Interestingly, Mr. Duhe also started a fundamentalist Christian outreach based on the Internet in 2002. This is called ” HandsForChrist.com “, and is run by volunteers who agree to counsel and pray for troubled people who contact the website seeking strength and support through their faith in Christ. It is a rather interesting ministry, and I don’t doubt that it does good work for many people (although you probably can’t go to it looking for sympathy for your problems if you are a fervent Moslem or Hindu).

So, Mr. Duhe is still out there. I’m glad to hear that. He sounded like a good and capable guy in the Inc article, and 20 years later he has done both good things (HandsForChrist) and capable things (MediCor). I hope, however, that he can bring his thirst for Christian mercy into the business world (as a former soda producer, he’s obviously a thirsty guy — sorry, had to say that). His company is playing with people’s lives when deciding whether to pay for a life-saving operation.

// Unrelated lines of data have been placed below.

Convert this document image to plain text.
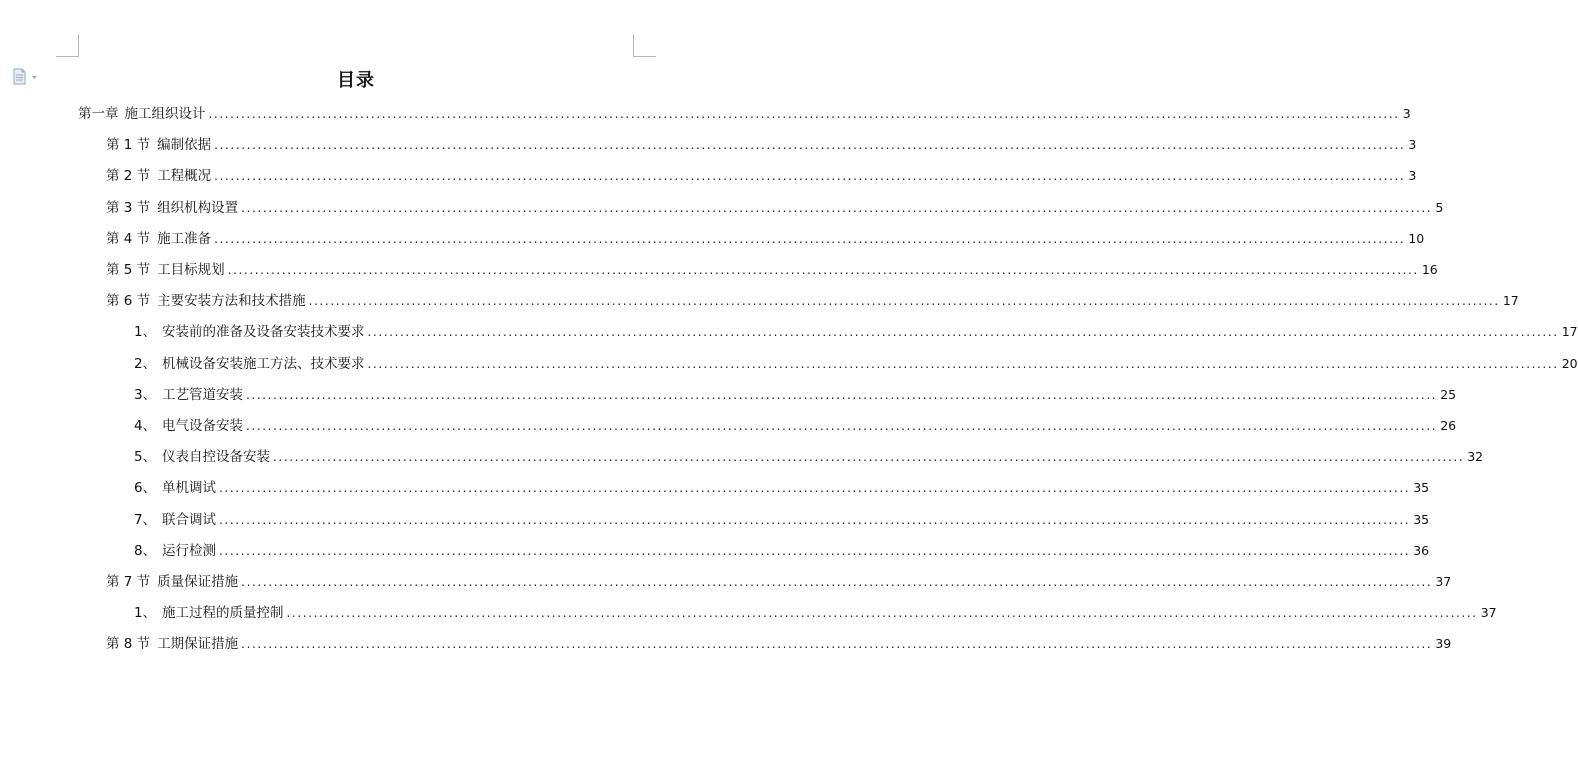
目录
第一章 施工组织设计 ............................................................................................................................................................................................................................ 3
第 1 节 编制依据 ............................................................................................................................................................................................................................ 3
第 2 节 工程概况 ............................................................................................................................................................................................................................ 3
第 3 节 组织机构设置 ............................................................................................................................................................................................................................ 5
第 4 节 施工准备 ............................................................................................................................................................................................................................ 10
第 5 节 工目标规划 ............................................................................................................................................................................................................................ 16
第 6 节 主要安装方法和技术措施 ............................................................................................................................................................................................................................ 17
1、 安装前的准备及设备安装技术要求 ............................................................................................................................................................................................................................ 17
2、 机械设备安装施工方法、技术要求 ............................................................................................................................................................................................................................ 20
3、 工艺管道安装 ............................................................................................................................................................................................................................ 25
4、 电气设备安装 ............................................................................................................................................................................................................................ 26
5、 仪表自控设备安装 ............................................................................................................................................................................................................................ 32
6、 单机调试 ............................................................................................................................................................................................................................ 35
7、 联合调试 ............................................................................................................................................................................................................................ 35
8、 运行检测 ............................................................................................................................................................................................................................ 36
第 7 节 质量保证措施 ............................................................................................................................................................................................................................ 37
1、 施工过程的质量控制 ............................................................................................................................................................................................................................ 37
第 8 节 工期保证措施 ............................................................................................................................................................................................................................ 39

I hope that his employees try to be as fair and perhaps even merciful as possible when making such decisions — even though the whole point is to save money for the companies who pay his company’s fees. (Admittedly, much of what MediCor does is not so dramatic, and certainly there is the need to watch for fraudulent and extravagant claims). Hopefully the recent health care reform law will take some of that burden away, as it invalidates many of the fine-print excuses like “pre-existing conditions” used to deny claims for health care. I hope that Mr. Duhe remembers his experience as a loser, and his Christian desire to supporting those facing hard times, now that he’s become a winner in the corporate world by judging requests for help from those who have become losers and hard timers with regard to their bodies and their health.

◊   posted by Jim G @ 11:19 pm      
 
 


  1. Jim, I’m struck by the fact that Mr. Duhe seems not to have been able to be successful in his business except by doing something negative–that is, denying insurance claims. My question would be: Is he denying only claims of people trying to defraud the insurance company(ies) he is working for? Or is his job to routinely deny all claims and force people with legitimate claims to appeal? I personally know of one insurance company that does exactly that.

    To me this says something seriously wrong about the health insurance business of some companies.

    And I have to comment on the wonderful care Representative Giffords is getting–planes to fly her from here to there for the best health care. As a Congresswoman she gets that. I wonder about those very congress wo/men who currently are hell bent for leather to repeal Obama’s health care plan all the while knowing that if something went wrong with them, they’d get the best care available, while the “ordinary Joe’s and Jill’s” of the country have to settle for their applications being denied routinely and forcing just those people who are most vulnerable to expend energy they may need for recovery on filing appeals.